If 64 bits is wide enough, you can use non-widening 64-bit math after sign-extending your inputs with loads like movslq (%r8), %rax
. Then 2-operand imul
to multiply without disturbing RDX. You'll want cqo
/ idiv
if you want to do 64-bit division. AT&T syntax calls it cqto
but GAS accepts either mnemonic.
(If values in memory can simply be 64-bit, you can do stuff like imulq 8(%r8), %rax
instead of using mov
to load.)
If you know that the quotient will fit in 32 bits, mov 8(%r8), %eax
/ imull (%r8)
will get your 64-bit product in EDX:EAX (note the explicit l
operand-size suffix on the imul
), which sets up for 32-bit operand-size idivl 4(%r8)
. In that case you don't use cdq
, that would replace your 64-bit product with the sign-extension of the low half. (When and why do we sign extend and use cdq with mul/div? / Why should EDX be 0 before using the DIV instruction?).
But using the full 64-bit width of the dividend for 32-bit operand-size division makes it possible for the quotient to not fit in the operand-size (for cases other than INT_MIN
/ -1
or division by 0), in which case you'll get a #DE exception. (And POSIX OSes including Linux will deliver SIGFPE to your process.)

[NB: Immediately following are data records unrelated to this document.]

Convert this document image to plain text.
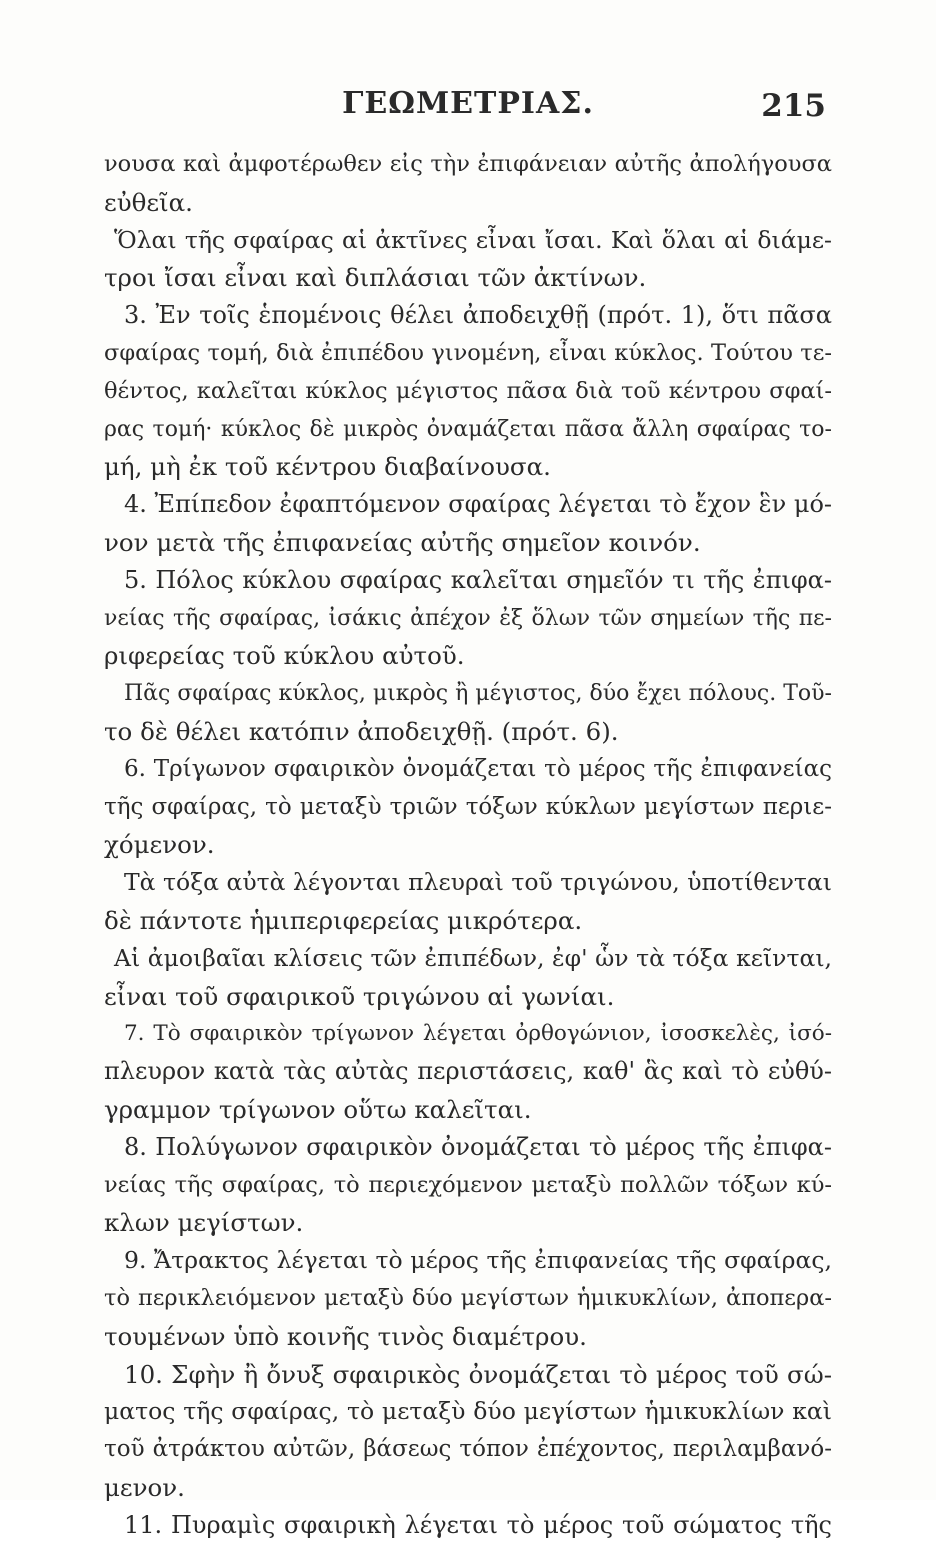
ΓΕΩΜΕΤΡΙΑΣ.	215
νουσα καὶ ἀμφοτέρωθεν εἰς τὴν ἐπιφάνειαν αὐτῆς ἀπολήγουσα
εὐθεῖα.
Ὅλαι τῆς σφαίρας αἱ ἀκτῖνες εἶναι ἴσαι. Καὶ ὅλαι αἱ διάμε-
τροι ἴσαι εἶναι καὶ διπλάσιαι τῶν ἀκτίνων.
3. Ἐν τοῖς ἑπομένοις θέλει ἀποδειχθῇ (πρότ. 1), ὅτι πᾶσα
σφαίρας τομή, διὰ ἐπιπέδου γινομένη, εἶναι κύκλος. Τούτου τε-
θέντος, καλεῖται κύκλος μέγιστος πᾶσα διὰ τοῦ κέντρου σφαί-
ρας τομή· κύκλος δὲ μικρὸς ὀναμάζεται πᾶσα ἄλλη σφαίρας το-
μή, μὴ ἐκ τοῦ κέντρου διαβαίνουσα.
4. Ἐπίπεδον ἐφαπτόμενον σφαίρας λέγεται τὸ ἔχον ἓν μό-
νον μετὰ τῆς ἐπιφανείας αὐτῆς σημεῖον κοινόν.
5. Πόλος κύκλου σφαίρας καλεῖται σημεῖόν τι τῆς ἐπιφα-
νείας τῆς σφαίρας, ἰσάκις ἀπέχον ἐξ ὅλων τῶν σημείων τῆς πε-
ριφερείας τοῦ κύκλου αὐτοῦ.
Πᾶς σφαίρας κύκλος, μικρὸς ἢ μέγιστος, δύο ἔχει πόλους. Τοῦ-
το δὲ θέλει κατόπιν ἀποδειχθῇ. (πρότ. 6).
6. Τρίγωνον σφαιρικὸν ὀνομάζεται τὸ μέρος τῆς ἐπιφανείας
τῆς σφαίρας, τὸ μεταξὺ τριῶν τόξων κύκλων μεγίστων περιε-
χόμενον.
Τὰ τόξα αὐτὰ λέγονται πλευραὶ τοῦ τριγώνου, ὑποτίθενται
δὲ πάντοτε ἡμιπεριφερείας μικρότερα.
Αἱ ἀμοιβαῖαι κλίσεις τῶν ἐπιπέδων, ἐφ' ὧν τὰ τόξα κεῖνται,
εἶναι τοῦ σφαιρικοῦ τριγώνου αἱ γωνίαι.
7. Τὸ σφαιρικὸν τρίγωνον λέγεται ὀρθογώνιον, ἰσοσκελὲς, ἰσό-
πλευρον κατὰ τὰς αὐτὰς περιστάσεις, καθ' ἃς καὶ τὸ εὐθύ-
γραμμον τρίγωνον οὕτω καλεῖται.
8. Πολύγωνον σφαιρικὸν ὀνομάζεται τὸ μέρος τῆς ἐπιφα-
νείας τῆς σφαίρας, τὸ περιεχόμενον μεταξὺ πολλῶν τόξων κύ-
κλων μεγίστων.
9. Ἄτρακτος λέγεται τὸ μέρος τῆς ἐπιφανείας τῆς σφαίρας,
τὸ περικλειόμενον μεταξὺ δύο μεγίστων ἡμικυκλίων, ἀποπερα-
τουμένων ὑπὸ κοινῆς τινὸς διαμέτρου.
10. Σφὴν ἢ ὄνυξ σφαιρικὸς ὀνομάζεται τὸ μέρος τοῦ σώ-
ματος τῆς σφαίρας, τὸ μεταξὺ δύο μεγίστων ἡμικυκλίων καὶ
τοῦ ἀτράκτου αὐτῶν, βάσεως τόπον ἐπέχοντος, περιλαμβανό-
μενον.
11. Πυραμὶς σφαιρικὴ λέγεται τὸ μέρος τοῦ σώματος τῆς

Also, that limits your divisor to 32-bit. You say that squaring r10d
can overflow, so that's another reason it's not an option.
64-bit operand-size for division is a lot slower on Intel CPUs before Ice Lake, but if your divisor might not fit in 32 bits its your only option. (Other than branching on the size of the divisor, which could be a win on older Intel CPUs; some clang versions / optimization options do that.)
With signed 32-bit inputs, using 64-bit integers for temporaries. Keeping the 64-bit integers in single registers for simplicity and efficiency. (two-operand imul
is a single uop, vs. one-operand is 2 or 3 uops on Intel since it has to write 2 output registers and split up the output of the multiplier unit. https://uops.info/)
movslq (%r8), %rdi # sign-extend long (32-bit) to quad (64-bit)
movslq 4(%r8), %r10
movslq 8(%r8), %rax
imul %rdi, %rax # 64-bit non-widening multiplies can't overflow since the values are 32-bit
imul %r10, %r10
cqto # signed division of RAX by R10
idiv %r10
Even INT_MIN
(-2^31
) squared still fits in int64_t
, so these multiplies can't result in overflow. There was no need for imul %rdi
which would write the full 128-bit product into RDX:RAX. But that would avoid the need for cqto
in this case since x86 integer division does need a double-width dividend.
That would actually give us smaller machine code and be break-even for uop count on recent Intel and AMD CPUs (https://uops.info/) where imul r64
is "only" 2 uops, and latency for writing RDX is just one cycle after the RAX result is ready (so same as cqo
).
If you make your original inputs 64-bit, using widening multiply has the advantage that the dividend can be larger than 64-bit without faulting, as long as the divisor is large enough for the quotient to fit in 64 bits.